See Holocaust Righteous Gentiles in Posthumous 3D at New Polish Museum
— Polish and Israeli officials announced the future opening of an innovative museum honoring non-Jews who risked their lives to save Jews from the Holocaust.
The museum is slated to open in 2018 in the center of Warsaw under the auspices of the TSKZ cultural association of Polish Jewry and the commemoration group From the Depths, the two groups responsible for the museum said in a joint statement Thursday.
Unlike Warsaw’s other recent opening — POLIN Museum of the History of Polish Jews (pictured) — it will feature interactive 3D videos of non-Jewish saviors of Jews, the so-called “righteous gentiles.”
The announcement followed a ceremony in Warsaw last month featuring the signing of a letter of intent about the new museum’s establishment.
The event was attended by Poland’s secretary of state, Anna Maria Anders, the deputy speakers of the Israeli parliament and the Polish senate, Yehiel Bar and Adam Bielan, respectively, as well as TSKZ Director Arthur Hoffman and From the Depths founder Jonny Daniels.
Visitors to the museum, which will occupy two rooms inside what will be the new seat of the TSKZ building, will be able to interact with 3D video recordings of the Righteous Among the Nations — a title conferred on Holocaust saviors by Israel — using so-called intelligent software, Daniels said.

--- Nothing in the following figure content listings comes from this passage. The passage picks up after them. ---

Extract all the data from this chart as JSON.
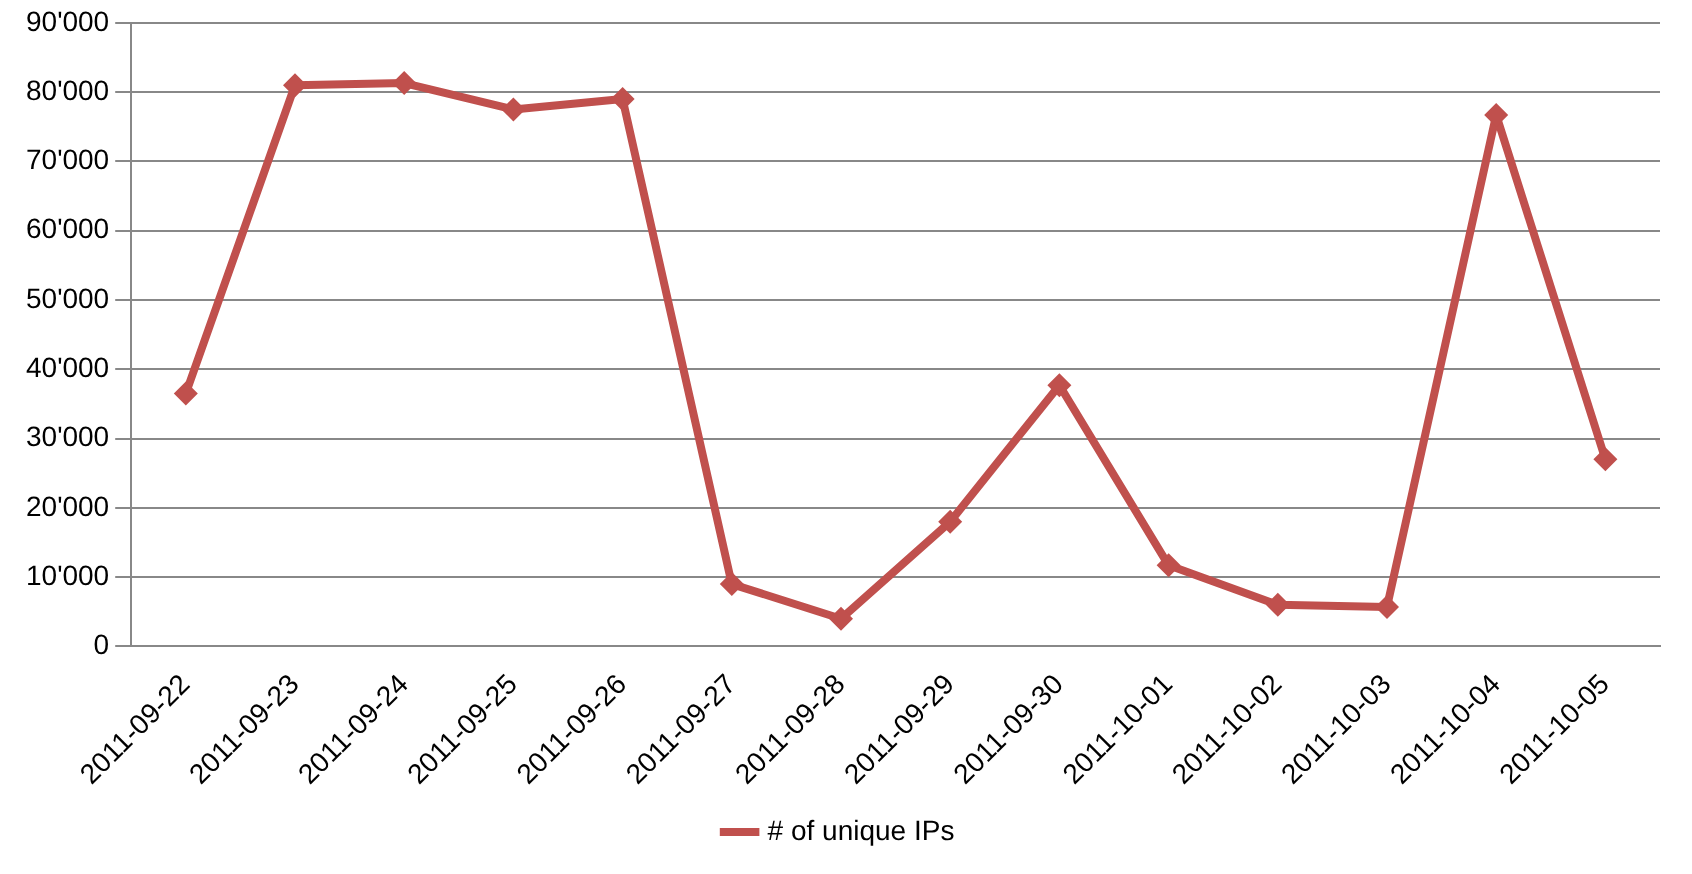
{
  "chart_data": {
    "type": "line",
    "categories": [
      "2011-09-22",
      "2011-09-23",
      "2011-09-24",
      "2011-09-25",
      "2011-09-26",
      "2011-09-27",
      "2011-09-28",
      "2011-09-29",
      "2011-09-30",
      "2011-10-01",
      "2011-10-02",
      "2011-10-03",
      "2011-10-04",
      "2011-10-05"
    ],
    "series": [
      {
        "name": "# of unique IPs",
        "color": "#c0504d",
        "values": [
          36500,
          81000,
          81300,
          77500,
          79000,
          9000,
          4000,
          18000,
          37700,
          11700,
          6000,
          5700,
          76700,
          27000
        ]
      }
    ],
    "ylim": [
      0,
      90000
    ],
    "yticks": [
      {
        "value": 0,
        "label": "0"
      },
      {
        "value": 10000,
        "label": "10'000"
      },
      {
        "value": 20000,
        "label": "20'000"
      },
      {
        "value": 30000,
        "label": "30'000"
      },
      {
        "value": 40000,
        "label": "40'000"
      },
      {
        "value": 50000,
        "label": "50'000"
      },
      {
        "value": 60000,
        "label": "60'000"
      },
      {
        "value": 70000,
        "label": "70'000"
      },
      {
        "value": 80000,
        "label": "80'000"
      },
      {
        "value": 90000,
        "label": "90'000"
      }
    ],
    "grid": "y",
    "legend": "bottom",
    "marker": "diamond",
    "line_style": "solid"
  }
}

The questions will be put vocally to microphones and analyzed by voice recognition software that will play the relevant recorded answer.
The software, which is currently in development, will have a bank of dozens of answers to some questions from which visitors can choose.

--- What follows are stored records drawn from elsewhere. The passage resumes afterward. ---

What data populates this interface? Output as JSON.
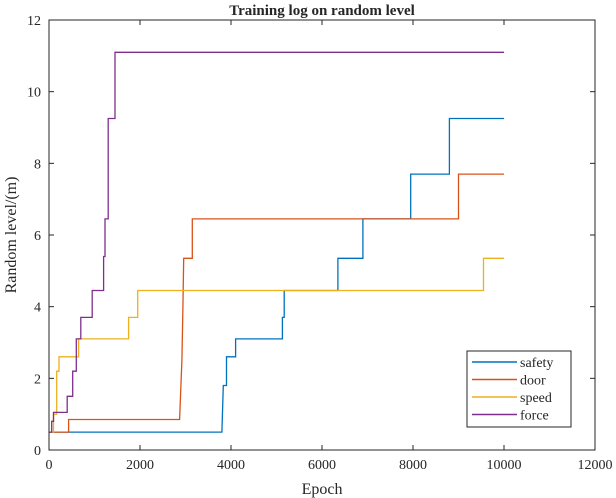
{
  "chart_data": {
    "type": "line",
    "step": true,
    "title": "Training log on random level",
    "xlabel": "Epoch",
    "ylabel": "Random level/(m)",
    "xlim": [
      0,
      12000
    ],
    "ylim": [
      0,
      12
    ],
    "xticks": [
      0,
      2000,
      4000,
      6000,
      8000,
      10000,
      12000
    ],
    "yticks": [
      0,
      2,
      4,
      6,
      8,
      10,
      12
    ],
    "grid": false,
    "legend_position": "lower right",
    "series": [
      {
        "name": "safety",
        "color": "#0072BD",
        "points": [
          [
            0,
            0.5
          ],
          [
            3800,
            0.5
          ],
          [
            3830,
            1.8
          ],
          [
            3900,
            1.8
          ],
          [
            3900,
            2.6
          ],
          [
            4100,
            2.6
          ],
          [
            4100,
            3.1
          ],
          [
            5130,
            3.1
          ],
          [
            5130,
            3.7
          ],
          [
            5170,
            3.7
          ],
          [
            5170,
            4.45
          ],
          [
            6350,
            4.45
          ],
          [
            6350,
            5.35
          ],
          [
            6900,
            5.35
          ],
          [
            6900,
            6.45
          ],
          [
            7950,
            6.45
          ],
          [
            7950,
            7.7
          ],
          [
            8800,
            7.7
          ],
          [
            8800,
            9.25
          ],
          [
            10000,
            9.25
          ]
        ]
      },
      {
        "name": "door",
        "color": "#D95319",
        "points": [
          [
            0,
            0.5
          ],
          [
            430,
            0.5
          ],
          [
            430,
            0.85
          ],
          [
            2870,
            0.85
          ],
          [
            2890,
            1.5
          ],
          [
            2920,
            2.5
          ],
          [
            2940,
            3.8
          ],
          [
            2960,
            5.35
          ],
          [
            3150,
            5.35
          ],
          [
            3150,
            6.45
          ],
          [
            9000,
            6.45
          ],
          [
            9000,
            7.7
          ],
          [
            10000,
            7.7
          ]
        ]
      },
      {
        "name": "speed",
        "color": "#EDB120",
        "points": [
          [
            0,
            0.5
          ],
          [
            100,
            0.5
          ],
          [
            100,
            1.0
          ],
          [
            170,
            1.0
          ],
          [
            170,
            2.2
          ],
          [
            220,
            2.2
          ],
          [
            220,
            2.6
          ],
          [
            650,
            2.6
          ],
          [
            650,
            3.1
          ],
          [
            1750,
            3.1
          ],
          [
            1750,
            3.7
          ],
          [
            1950,
            3.7
          ],
          [
            1950,
            4.45
          ],
          [
            9550,
            4.45
          ],
          [
            9550,
            5.35
          ],
          [
            10000,
            5.35
          ]
        ]
      },
      {
        "name": "force",
        "color": "#7E2F8E",
        "points": [
          [
            0,
            0.5
          ],
          [
            60,
            0.5
          ],
          [
            60,
            0.8
          ],
          [
            100,
            0.8
          ],
          [
            100,
            1.05
          ],
          [
            400,
            1.05
          ],
          [
            400,
            1.5
          ],
          [
            520,
            1.5
          ],
          [
            520,
            2.2
          ],
          [
            600,
            2.2
          ],
          [
            600,
            3.1
          ],
          [
            700,
            3.1
          ],
          [
            700,
            3.7
          ],
          [
            950,
            3.7
          ],
          [
            950,
            4.45
          ],
          [
            1200,
            4.45
          ],
          [
            1200,
            5.4
          ],
          [
            1230,
            5.4
          ],
          [
            1230,
            6.45
          ],
          [
            1300,
            6.45
          ],
          [
            1300,
            9.25
          ],
          [
            1450,
            9.25
          ],
          [
            1450,
            11.1
          ],
          [
            10000,
            11.1
          ]
        ]
      }
    ]
  }
}
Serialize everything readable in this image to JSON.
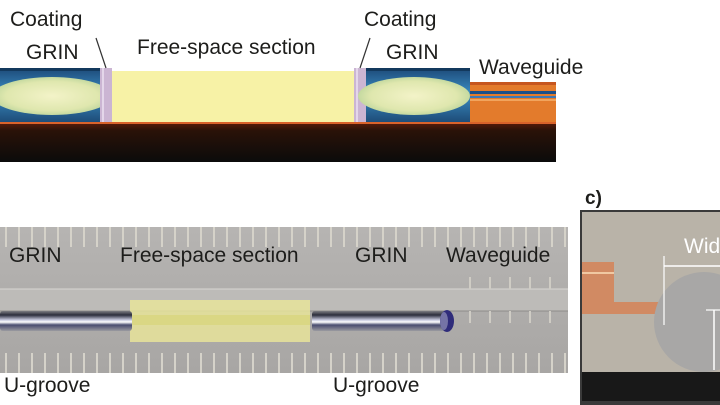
{
  "panel_a": {
    "coating_left": "Coating",
    "grin_left": "GRIN",
    "free_space": "Free-space section",
    "coating_right": "Coating",
    "grin_right": "GRIN",
    "waveguide": "Waveguide"
  },
  "panel_b": {
    "grin_left": "GRIN",
    "free_space": "Free-space section",
    "grin_right": "GRIN",
    "waveguide": "Waveguide",
    "ugroove_left": "U-groove",
    "ugroove_right": "U-groove"
  },
  "panel_c": {
    "label": "c)",
    "width_label": "Wid"
  },
  "colors": {
    "free_space_fill": "#f7f2a6",
    "grin_core": "#e6ecb4",
    "grin_sleeve": "#2d7bb2",
    "coating": "#c9b0d0",
    "waveguide_orange": "#e0782a",
    "substrate": "#111111"
  }
}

“As both the righteous and the people they saved leave this world, we are using technology to allow also future generations the privilege of talking to these people, to hear firsthand of the terrible risks they undertook and how they felt about it,” Daniels said.
In March, Polish President Andrzej Duda attended the opening of a museum for saviors of Jews in Markowa, a village in southeastern Poland.

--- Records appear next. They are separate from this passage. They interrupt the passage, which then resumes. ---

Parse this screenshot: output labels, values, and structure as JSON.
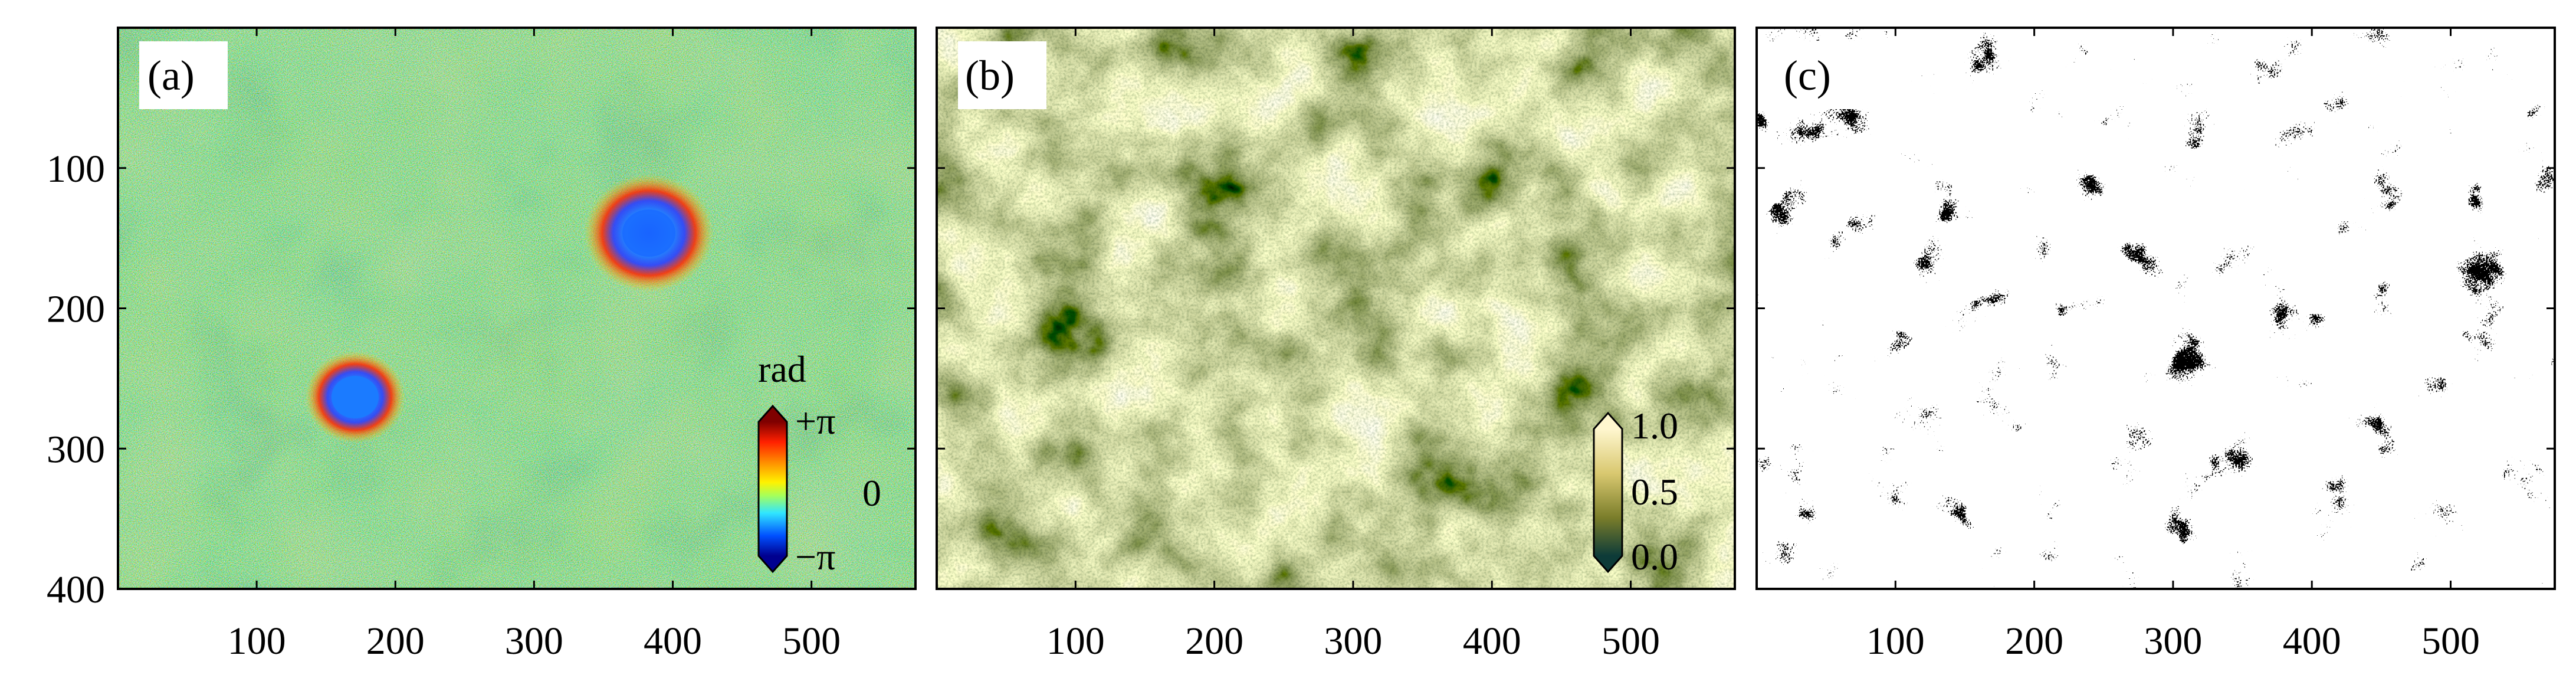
{
  "figure": {
    "panels": [
      {
        "id": "a",
        "label": "(a)",
        "colormap": "jet",
        "colorbar": {
          "title": "rad",
          "ticks": [
            "+π",
            "0",
            "−π"
          ]
        }
      },
      {
        "id": "b",
        "label": "(b)",
        "colormap": "olive-to-cream",
        "colorbar": {
          "title": "",
          "ticks": [
            "1.0",
            "0.5",
            "0.0"
          ]
        }
      },
      {
        "id": "c",
        "label": "(c)",
        "colormap": "binary",
        "colorbar": null
      }
    ],
    "x_ticks": [
      "100",
      "200",
      "300",
      "400",
      "500"
    ],
    "x_tick_values": [
      100,
      200,
      300,
      400,
      500
    ],
    "y_ticks": [
      "100",
      "200",
      "300",
      "400"
    ],
    "y_tick_values": [
      100,
      200,
      300,
      400
    ],
    "x_range": [
      0,
      575
    ],
    "y_range": [
      0,
      400
    ]
  }
}
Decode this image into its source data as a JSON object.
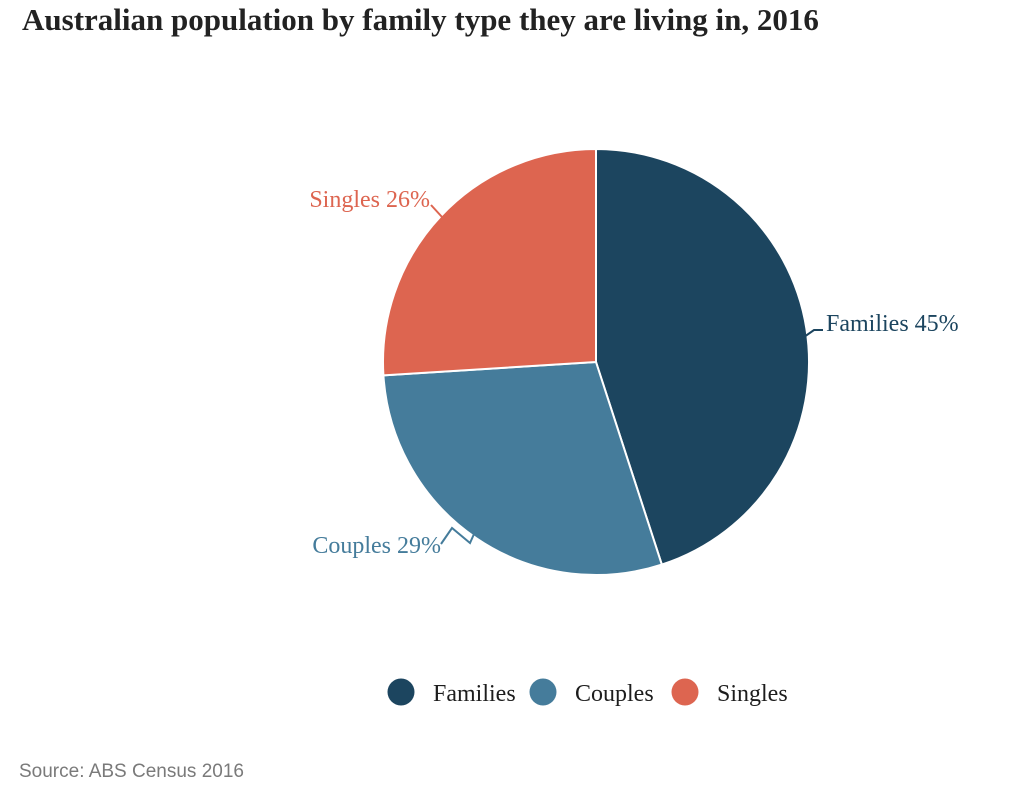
{
  "title": "Australian population by family type they are living in, 2016",
  "source": "Source: ABS Census 2016",
  "chart_data": {
    "type": "pie",
    "categories": [
      "Families",
      "Couples",
      "Singles"
    ],
    "values": [
      45,
      29,
      26
    ],
    "unit": "%",
    "colors": [
      "#1C455F",
      "#457C9B",
      "#DD6550"
    ],
    "callouts": [
      "Families 45%",
      "Couples 29%",
      "Singles 26%"
    ],
    "legend": [
      "Families",
      "Couples",
      "Singles"
    ],
    "legend_position": "bottom",
    "title": "Australian population by family type they are living in, 2016",
    "start_angle": "top",
    "direction": "clockwise",
    "separator_color": "#ffffff"
  }
}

It was the latest in a series of efforts to celebrate this heroism by Duda’s right-wing government. Critics of these efforts, including the Poland-born, American historian Jan Gross, have argued they are excessive and designed to dominate the narrative about the Polish population’s chequered record of action on the Jews during the Nazi occupation of Poland.
Gross is currently the subject of a criminal investigation for allegedly insulting the honor of the Polish nation, a felony in Poland, by telling a German paper that during World War II, Poles killed more Jews than Poles killed Germans.
The author of 2001 book entitled “Neighbors,” Gross triggered a debate about Polish complicity against Jews during the Holocaust by chronicling in that book the massacre of dozens of Jews by their non-Jewish Polish neighbors in the town of Jedwabne.
Polish nationalists are arguing for an exhumation of the victims’ bodies, citing theories, which are not supported by witness testimonies, of German participation in the massacre.
Only 10 percent of Poland’s Jewish population of 3.3 million people survived the Holocaust, in which only a very small minority of Jews were killed by Poles.
Poland has the world’s highest number of Righteous Among the Nations: Some 6,620 have been recognized as such by the Yad Vashem Holocaust museum in Jerusalem.
The country with the second-highest number of righteous is the Netherlands, with some 5,516. German Nazis and Dutch collaborators killed 75 percent of Holland’s Jewish population of 140,000 during World War II.
If Poland had the Netherlands’ ratio of saviors per Jews in 1940, there would have been nearly 120,000 Polish Righteous Among the Nations.